Eric was promoted to senior assistant when his predecessor left for another opportunity last June. Thus, this was also Eric’s first time attending the Carolinas Show. I introduced Eric to Rodney and began to tell Rodney about Eric’s time with me.

Eric grew up in State College, Pennsylvania, and is a Penn State graduate with a four-year turf degree. I hired him straight out of college as an assistant-in-training. Our senior assistant at that time was involved in the interview process and approved of selecting Eric, but it quickly became apparent Eric didn’t live up to the expectations formed by our assistant.

Wanting to trust our assistant, I made the decision that Eric needed to spend time as a crew member, gaining valuable work experience as well as learning how to survive in that environment. Believe it or not, Eric took a demotion and a pay cut, and continued to come to work every day. I must say this is the only time in my career I have taken such a drastic step.

Eric outworked everybody on the team. He is like a racehorse with blinders. When given a task, he performs it to his fullest. He is not the biggest, fastest or strongest, but his effort will impress anyone. Sometimes this mindset is detrimental in his current role as it impacts the ability to delegate vs. just taking on the responsibility personally. We are working on that.

This period of demotion lasted about a year. When the assistant departed, I promoted our then-second assistant to senior assistant, hired a new second assistant and asked Eric to resume the duties of AIT. After about 18 months, I replaced that second assistant with another new hire. Yes, Eric was passed over, but he was not deterred.

Within five months, the senior assistant left for a superintendent’s position, the second moved up to senior and Eric earned his overdue promotion to second assistant. Twenty months later, when the senior assistant departed for some South Florida life, I rewarded Eric for all his hard work, determination and loyalty with the coveted senior position.

As Rodney listened to this story with Eric sitting across the room, he turned to him and said, “you’ve got grit, young man,” and then turned to me to ask if I had read Angela Duckworth’s “Grit: The Power of Passion and Perseverance.” I am embarrassed to admit I still have not read it, Rodney, but I promise I will this offseason.

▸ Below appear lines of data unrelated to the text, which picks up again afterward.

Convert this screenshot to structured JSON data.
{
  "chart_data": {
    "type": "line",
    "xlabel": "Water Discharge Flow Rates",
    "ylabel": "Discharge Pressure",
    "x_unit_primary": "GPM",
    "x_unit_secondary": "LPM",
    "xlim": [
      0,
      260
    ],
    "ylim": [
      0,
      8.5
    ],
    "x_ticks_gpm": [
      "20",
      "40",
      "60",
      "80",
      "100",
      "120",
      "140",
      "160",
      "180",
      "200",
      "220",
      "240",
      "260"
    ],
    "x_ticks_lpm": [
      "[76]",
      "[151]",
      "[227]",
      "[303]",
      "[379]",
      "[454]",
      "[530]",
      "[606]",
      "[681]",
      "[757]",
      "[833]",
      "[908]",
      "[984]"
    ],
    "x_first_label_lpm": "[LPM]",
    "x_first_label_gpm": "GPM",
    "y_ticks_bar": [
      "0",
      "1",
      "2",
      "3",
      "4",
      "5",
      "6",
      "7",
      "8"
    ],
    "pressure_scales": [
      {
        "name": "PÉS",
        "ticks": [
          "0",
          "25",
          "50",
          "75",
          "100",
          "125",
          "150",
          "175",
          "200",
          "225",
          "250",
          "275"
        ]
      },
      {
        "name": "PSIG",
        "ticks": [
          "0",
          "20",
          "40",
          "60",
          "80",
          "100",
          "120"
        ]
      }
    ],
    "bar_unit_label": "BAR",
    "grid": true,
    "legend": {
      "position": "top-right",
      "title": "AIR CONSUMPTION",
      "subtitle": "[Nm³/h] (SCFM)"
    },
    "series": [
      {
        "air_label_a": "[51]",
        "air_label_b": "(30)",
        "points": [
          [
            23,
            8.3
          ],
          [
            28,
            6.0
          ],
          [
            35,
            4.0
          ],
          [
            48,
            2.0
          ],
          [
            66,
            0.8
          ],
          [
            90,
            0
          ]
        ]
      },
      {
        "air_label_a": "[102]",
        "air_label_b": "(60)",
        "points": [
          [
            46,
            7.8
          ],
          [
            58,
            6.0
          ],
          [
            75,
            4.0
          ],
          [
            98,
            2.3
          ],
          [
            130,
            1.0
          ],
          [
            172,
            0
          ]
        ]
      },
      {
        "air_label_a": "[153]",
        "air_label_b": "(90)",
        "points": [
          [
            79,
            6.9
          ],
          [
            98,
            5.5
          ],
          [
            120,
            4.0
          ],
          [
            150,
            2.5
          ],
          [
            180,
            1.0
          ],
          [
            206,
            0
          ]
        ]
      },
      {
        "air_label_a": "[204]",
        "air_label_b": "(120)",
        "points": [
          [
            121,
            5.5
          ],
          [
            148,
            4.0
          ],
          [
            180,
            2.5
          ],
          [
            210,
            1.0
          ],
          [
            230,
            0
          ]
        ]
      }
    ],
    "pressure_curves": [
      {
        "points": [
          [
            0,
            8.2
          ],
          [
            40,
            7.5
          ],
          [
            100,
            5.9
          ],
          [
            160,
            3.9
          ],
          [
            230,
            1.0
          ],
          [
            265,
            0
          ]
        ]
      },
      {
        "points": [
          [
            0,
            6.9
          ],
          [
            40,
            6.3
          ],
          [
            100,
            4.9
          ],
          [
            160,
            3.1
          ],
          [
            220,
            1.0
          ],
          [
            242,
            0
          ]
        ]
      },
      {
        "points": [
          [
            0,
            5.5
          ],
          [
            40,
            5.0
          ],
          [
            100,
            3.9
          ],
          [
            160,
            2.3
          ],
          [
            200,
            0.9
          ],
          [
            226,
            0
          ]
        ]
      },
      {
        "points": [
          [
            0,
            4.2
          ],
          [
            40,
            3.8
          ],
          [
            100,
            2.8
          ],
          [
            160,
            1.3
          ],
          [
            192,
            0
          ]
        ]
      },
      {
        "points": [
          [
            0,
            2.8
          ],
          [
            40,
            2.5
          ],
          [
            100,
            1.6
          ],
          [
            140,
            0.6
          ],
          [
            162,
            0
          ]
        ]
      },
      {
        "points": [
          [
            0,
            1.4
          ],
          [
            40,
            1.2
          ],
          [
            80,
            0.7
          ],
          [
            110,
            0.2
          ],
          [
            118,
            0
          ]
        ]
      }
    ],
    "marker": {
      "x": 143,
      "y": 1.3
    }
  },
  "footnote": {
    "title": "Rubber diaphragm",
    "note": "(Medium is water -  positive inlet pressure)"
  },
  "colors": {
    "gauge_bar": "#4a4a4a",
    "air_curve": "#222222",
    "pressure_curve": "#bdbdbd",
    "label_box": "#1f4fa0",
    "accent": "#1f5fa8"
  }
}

Grit is defined by Merriam-Webster as “firmness of mind or spirit: unyielding courage in the face of hardship or danger.” New Harbinger describes grit as “passion and perseverance for long-term and meaningful goals. It is the ability to persist in something you feel passionate about and persevere when you face obstacles.”

We hear stories every day about this new generation, and most of it is not favorable. Heck, over the past two seasons, I have made 16 hires — and not terminated one. Only two remain. Of the ones who left, only one provided a two-week notice.

But not all the ghosts were young, and if there is anything this world could use more of right now, it is grit. I know a 29-year-old who celebrated his seven-year work anniversary last month and has plenty to go around.